GlaxoSmithKline’s Shingles Vaccine Gets Approval in Canada


GlaxoSmithKline announced on Friday that Canadian health officials have approved their promising new shingles vaccine for public distribution. The recombinant zoster vaccine, now available to senior Canadians as Shingrix, has been approved to prevent herpes zoster (shingles). The drug is recommended for shingles sufferers aged 50 and older.

Shingrix Soon To Be Available In The United States

The vaccine incorporates an antigen with glycoprotein E and an adjuvant system, AS01B, to boost immunity. The vaccine generates a stronger and more durable response in patients in their senior years, when immune system response begins to weaken, according to a press release announcing the news of the approval.

Delivered intramuscularly, the vaccine is administered in two separate doses, which are separated by a two to six month waiting period. GlaxoSmithKline claims their new vaccine is 90% effective in the prevention of shingles in adults 50 and over.

Shingrix differs from Zostavax, Merk’s current live virus shingles vaccine, because it does not contain any live virus.  Zostavax, on the other hand, has been known to cause shingles itself and other shingles-related injuries.

Currently, Shingrix is only available to Canadian patients, but the vaccine may soon be available worldwide. The drug is currently under review by the United States, the European Union, Australia, and Japan. The U.S. may be the next country to approve the GlaxoSmithKline drug. In September, the U.S. Food and Drug Administration voted unanimously to approve the drug, so it may not be long before Shingrix hits the market south of the Canadian border.

A Clinical Trial Supports Canada’s Early Approval of Shingles Vaccine

Even though Canada is the first country to approve the drug for shingles patients, that decision wasn’t made lightly. To the contrary, the decision to approve the GlaxoSmithKline vaccine was based on a phase 3 clinical trial that tested Shingrix’s effectiveness, safety, and immunogenicity. 37,000 patients made up the test group and, among them, the vaccine demonstrated a 90% efficacy rate. A four-year follow-up study revealed that the clinical trial subjects had still not contracted shingles, reinforcing the findings that Shingrix has a high efficacy rate.

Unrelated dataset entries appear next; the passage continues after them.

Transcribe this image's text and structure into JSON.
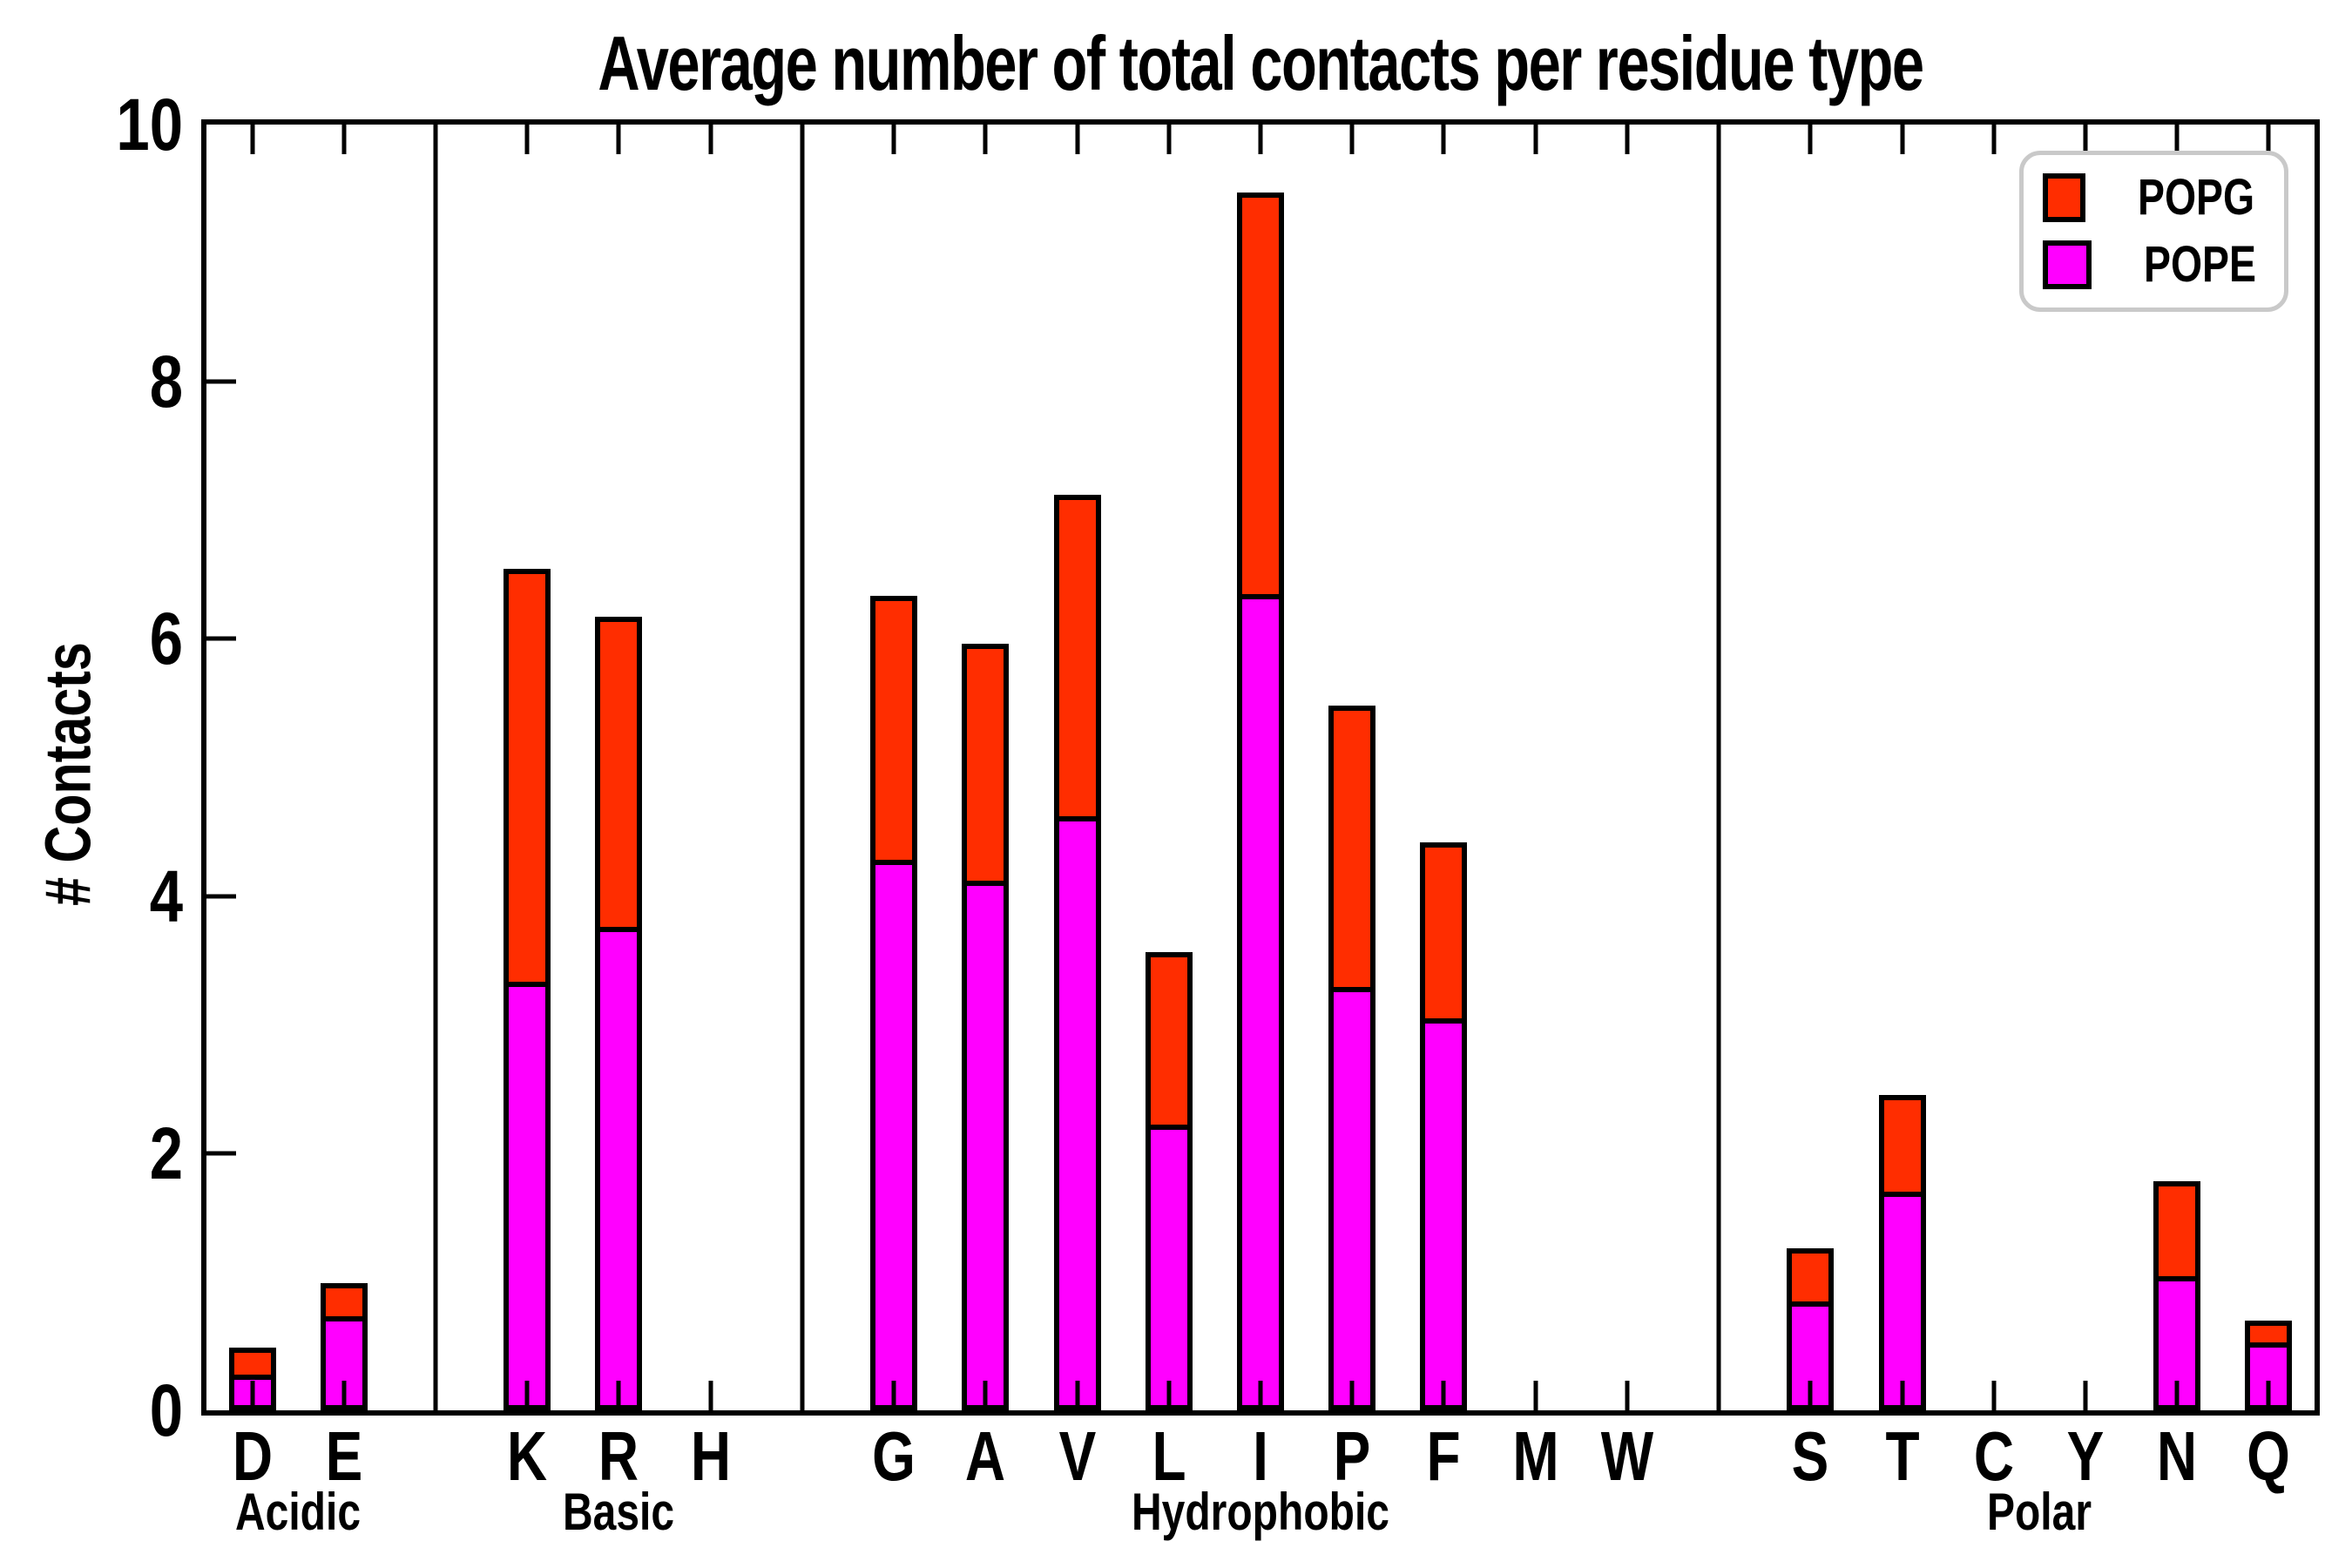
{
  "title": "Average number of total contacts per residue type",
  "ylabel": "# Contacts",
  "legend": {
    "entries": [
      {
        "label": "POPG",
        "color": "#ff2d00"
      },
      {
        "label": "POPE",
        "color": "#ff00ff"
      }
    ]
  },
  "chart_data": {
    "type": "bar",
    "stacked": true,
    "title": "Average number of total contacts per residue type",
    "ylabel": "# Contacts",
    "ylim": [
      0,
      10
    ],
    "yticks": [
      0,
      2,
      4,
      6,
      8,
      10
    ],
    "legend_position": "upper right",
    "grid": false,
    "categories": [
      "D",
      "E",
      "K",
      "R",
      "H",
      "G",
      "A",
      "V",
      "L",
      "I",
      "P",
      "F",
      "M",
      "W",
      "S",
      "T",
      "C",
      "Y",
      "N",
      "Q"
    ],
    "groups": [
      {
        "label": "Acidic",
        "categories": [
          "D",
          "E"
        ]
      },
      {
        "label": "Basic",
        "categories": [
          "K",
          "R",
          "H"
        ]
      },
      {
        "label": "Hydrophobic",
        "categories": [
          "G",
          "A",
          "V",
          "L",
          "I",
          "P",
          "F",
          "M",
          "W"
        ]
      },
      {
        "label": "Polar",
        "categories": [
          "S",
          "T",
          "C",
          "Y",
          "N",
          "Q"
        ]
      }
    ],
    "series": [
      {
        "name": "POPE",
        "color": "#ff00ff",
        "values": [
          0.28,
          0.73,
          3.33,
          3.76,
          0,
          4.28,
          4.12,
          4.62,
          2.22,
          6.35,
          3.29,
          3.05,
          0,
          0,
          0.85,
          1.7,
          0,
          0,
          1.04,
          0.53
        ]
      },
      {
        "name": "POPG",
        "color": "#ff2d00",
        "values": [
          0.21,
          0.26,
          3.21,
          2.41,
          0,
          2.05,
          1.84,
          2.5,
          1.34,
          3.12,
          2.19,
          1.37,
          0,
          0,
          0.41,
          0.75,
          0,
          0,
          0.74,
          0.17
        ]
      }
    ]
  }
}
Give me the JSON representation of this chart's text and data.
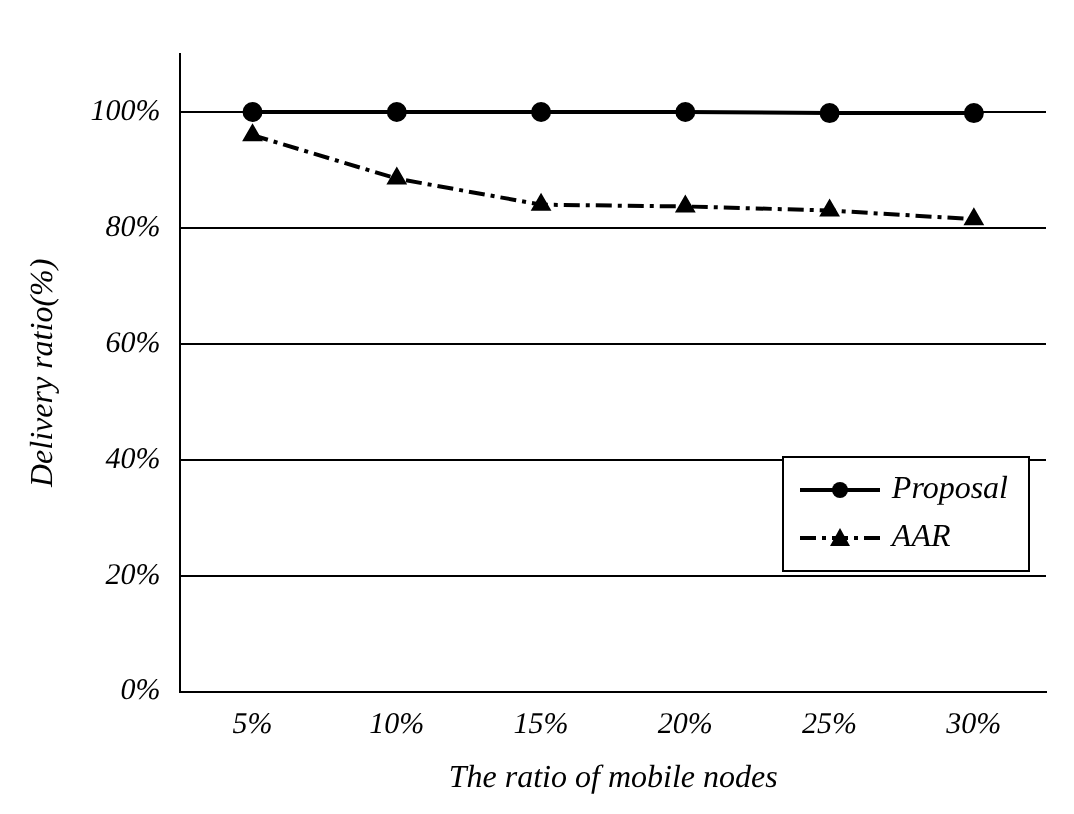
{
  "chart_data": {
    "type": "line",
    "xlabel": "The ratio of mobile nodes",
    "ylabel": "Delivery ratio(%)",
    "categories": [
      "5%",
      "10%",
      "15%",
      "20%",
      "25%",
      "30%"
    ],
    "series": [
      {
        "name": "Proposal",
        "color": "#000000",
        "marker": "circle",
        "line_style": "solid",
        "values": [
          100,
          100,
          100,
          100,
          99.8,
          99.8
        ]
      },
      {
        "name": "AAR",
        "color": "#000000",
        "marker": "triangle",
        "line_style": "dashed",
        "values": [
          96,
          88.5,
          84,
          83.7,
          83,
          81.5
        ]
      }
    ],
    "ylim": [
      0,
      110
    ],
    "yticks": [
      {
        "value": 0,
        "label": "0%"
      },
      {
        "value": 20,
        "label": "20%"
      },
      {
        "value": 40,
        "label": "40%"
      },
      {
        "value": 60,
        "label": "60%"
      },
      {
        "value": 80,
        "label": "80%"
      },
      {
        "value": 100,
        "label": "100%"
      }
    ],
    "grid": "y",
    "legend": "right"
  }
}
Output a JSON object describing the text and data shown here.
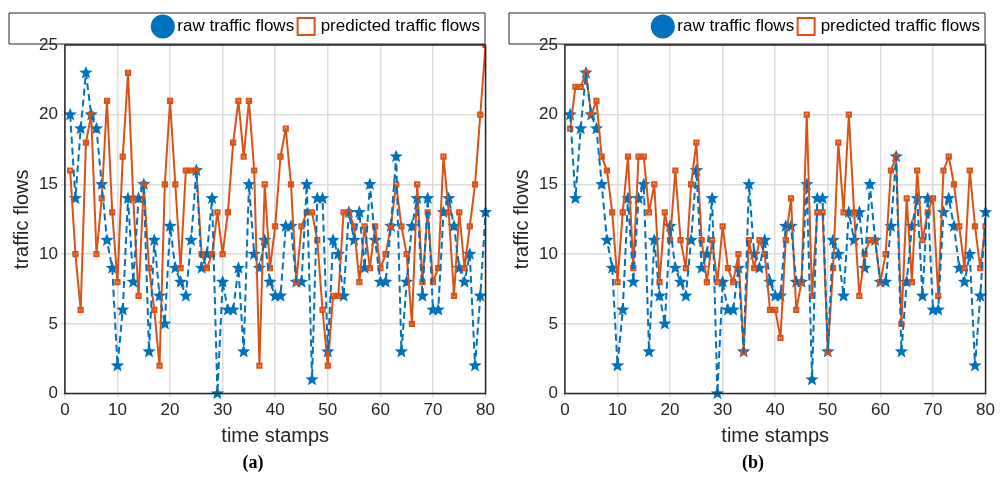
{
  "chart_data": [
    {
      "type": "line",
      "xlabel": "time stamps",
      "ylabel": "traffic flows",
      "annotations": [
        "(a)"
      ],
      "x": [
        1,
        2,
        3,
        4,
        5,
        6,
        7,
        8,
        9,
        10,
        11,
        12,
        13,
        14,
        15,
        16,
        17,
        18,
        19,
        20,
        21,
        22,
        23,
        24,
        25,
        26,
        27,
        28,
        29,
        30,
        31,
        32,
        33,
        34,
        35,
        36,
        37,
        38,
        39,
        40,
        41,
        42,
        43,
        44,
        45,
        46,
        47,
        48,
        49,
        50,
        51,
        52,
        53,
        54,
        55,
        56,
        57,
        58,
        59,
        60,
        61,
        62,
        63,
        64,
        65,
        66,
        67,
        68,
        69,
        70,
        71,
        72,
        73,
        74,
        75,
        76,
        77,
        78,
        79,
        80
      ],
      "xlim": [
        0,
        80
      ],
      "xticks": [
        0,
        10,
        20,
        30,
        40,
        50,
        60,
        70,
        80
      ],
      "ylim": [
        0,
        25
      ],
      "yticks": [
        0,
        5,
        10,
        15,
        20,
        25
      ],
      "grid": true,
      "legend": "top right",
      "series": [
        {
          "name": "raw traffic flows",
          "color": "#0072bd",
          "marker": "star",
          "line_style": "dashed",
          "values": [
            20,
            14,
            19,
            23,
            20,
            19,
            15,
            11,
            9,
            2,
            6,
            14,
            8,
            14,
            15,
            3,
            11,
            7,
            5,
            12,
            9,
            8,
            7,
            11,
            16,
            9,
            10,
            14,
            0,
            8,
            6,
            6,
            9,
            3,
            15,
            10,
            9,
            11,
            8,
            7,
            7,
            12,
            12,
            8,
            8,
            15,
            1,
            14,
            14,
            3,
            11,
            10,
            7,
            13,
            11,
            13,
            9,
            15,
            11,
            8,
            8,
            12,
            17,
            3,
            8,
            12,
            14,
            7,
            14,
            6,
            6,
            13,
            14,
            12,
            9,
            8,
            10,
            2,
            7,
            13
          ]
        },
        {
          "name": "predicted traffic flows",
          "color": "#d95319",
          "marker": "square",
          "line_style": "solid",
          "values": [
            16,
            10,
            6,
            18,
            20,
            10,
            14,
            21,
            13,
            8,
            17,
            23,
            14,
            7,
            15,
            9,
            6,
            2,
            15,
            21,
            15,
            9,
            16,
            16,
            16,
            10,
            9,
            10,
            13,
            10,
            13,
            18,
            21,
            17,
            21,
            16,
            2,
            15,
            9,
            12,
            17,
            19,
            15,
            8,
            12,
            13,
            13,
            11,
            6,
            2,
            7,
            7,
            13,
            13,
            12,
            8,
            12,
            9,
            12,
            9,
            10,
            12,
            15,
            12,
            10,
            5,
            15,
            8,
            13,
            8,
            9,
            17,
            13,
            7,
            13,
            9,
            12,
            15,
            20,
            25
          ]
        }
      ]
    },
    {
      "type": "line",
      "xlabel": "time stamps",
      "ylabel": "traffic flows",
      "annotations": [
        "(b)"
      ],
      "x": [
        1,
        2,
        3,
        4,
        5,
        6,
        7,
        8,
        9,
        10,
        11,
        12,
        13,
        14,
        15,
        16,
        17,
        18,
        19,
        20,
        21,
        22,
        23,
        24,
        25,
        26,
        27,
        28,
        29,
        30,
        31,
        32,
        33,
        34,
        35,
        36,
        37,
        38,
        39,
        40,
        41,
        42,
        43,
        44,
        45,
        46,
        47,
        48,
        49,
        50,
        51,
        52,
        53,
        54,
        55,
        56,
        57,
        58,
        59,
        60,
        61,
        62,
        63,
        64,
        65,
        66,
        67,
        68,
        69,
        70,
        71,
        72,
        73,
        74,
        75,
        76,
        77,
        78,
        79,
        80
      ],
      "xlim": [
        0,
        80
      ],
      "xticks": [
        0,
        10,
        20,
        30,
        40,
        50,
        60,
        70,
        80
      ],
      "ylim": [
        0,
        25
      ],
      "yticks": [
        0,
        5,
        10,
        15,
        20,
        25
      ],
      "grid": true,
      "legend": "top right",
      "series": [
        {
          "name": "raw traffic flows",
          "color": "#0072bd",
          "marker": "star",
          "line_style": "dashed",
          "values": [
            20,
            14,
            19,
            23,
            20,
            19,
            15,
            11,
            9,
            2,
            6,
            14,
            8,
            14,
            15,
            3,
            11,
            7,
            5,
            12,
            9,
            8,
            7,
            11,
            16,
            9,
            10,
            14,
            0,
            8,
            6,
            6,
            9,
            3,
            15,
            10,
            9,
            11,
            8,
            7,
            7,
            12,
            12,
            8,
            8,
            15,
            1,
            14,
            14,
            3,
            11,
            10,
            7,
            13,
            11,
            13,
            9,
            15,
            11,
            8,
            8,
            12,
            17,
            3,
            8,
            12,
            14,
            7,
            14,
            6,
            6,
            13,
            14,
            12,
            9,
            8,
            10,
            2,
            7,
            13
          ]
        },
        {
          "name": "predicted traffic flows",
          "color": "#d95319",
          "marker": "square",
          "line_style": "solid",
          "values": [
            19,
            22,
            22,
            23,
            20,
            21,
            17,
            16,
            13,
            8,
            13,
            17,
            9,
            17,
            17,
            13,
            15,
            8,
            13,
            11,
            16,
            11,
            9,
            15,
            18,
            11,
            8,
            11,
            8,
            12,
            9,
            8,
            10,
            3,
            11,
            9,
            11,
            10,
            6,
            6,
            4,
            11,
            14,
            6,
            8,
            20,
            7,
            13,
            13,
            3,
            9,
            18,
            13,
            20,
            13,
            7,
            10,
            11,
            11,
            8,
            10,
            16,
            17,
            5,
            14,
            8,
            16,
            11,
            13,
            14,
            7,
            16,
            17,
            15,
            12,
            9,
            16,
            12,
            9,
            12
          ]
        }
      ]
    }
  ]
}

Like most vaccines, Shingrix was not without side effects. The most common side effect was a swollen and painful redness near the injection site. The swelling and redness dissipated within three days and less in some cases.

Thomas Breuer, M.D., senior vice president and chief medical officer of GSK Vaccines, says the company was faced with the challenge of creating a shingles vaccine that would be effective in older adults. The company took on that task, because older adults are at a higher risk of contracting some diseases, such as shingles, so that age group has a greater need for preventions and treatments.

“Shingrix was developed specifically to overcome the age-related decline in immunity against the varicella zoster virus,” Dr. Breuer added.

In Canada alone, shingles affects 130,000 adults every year. The rest of North America, Europe, and Asia-Pacific regions all see similar numbers, making a vaccine important in almost every part of the world. In addition to adults over 50 years of age, anyone with a condition that compromises the immune system is at a greater risk of contracting shingles. 90% of adults 50 and older get infected with the varicella zoster virus every year. One in three individuals develop shingles at some point in their lifetime, but that risk increases to a 50% chance of contracting shingles past the age of 85.

Common symptoms of shingles are a pain, burning, or numbness and tingling of the skin; a sensitivity to touch; a red rash in affected areas of the skin; fluid-filled blisters that may burst, and frequent itching. Currently, there is no cure for shingles.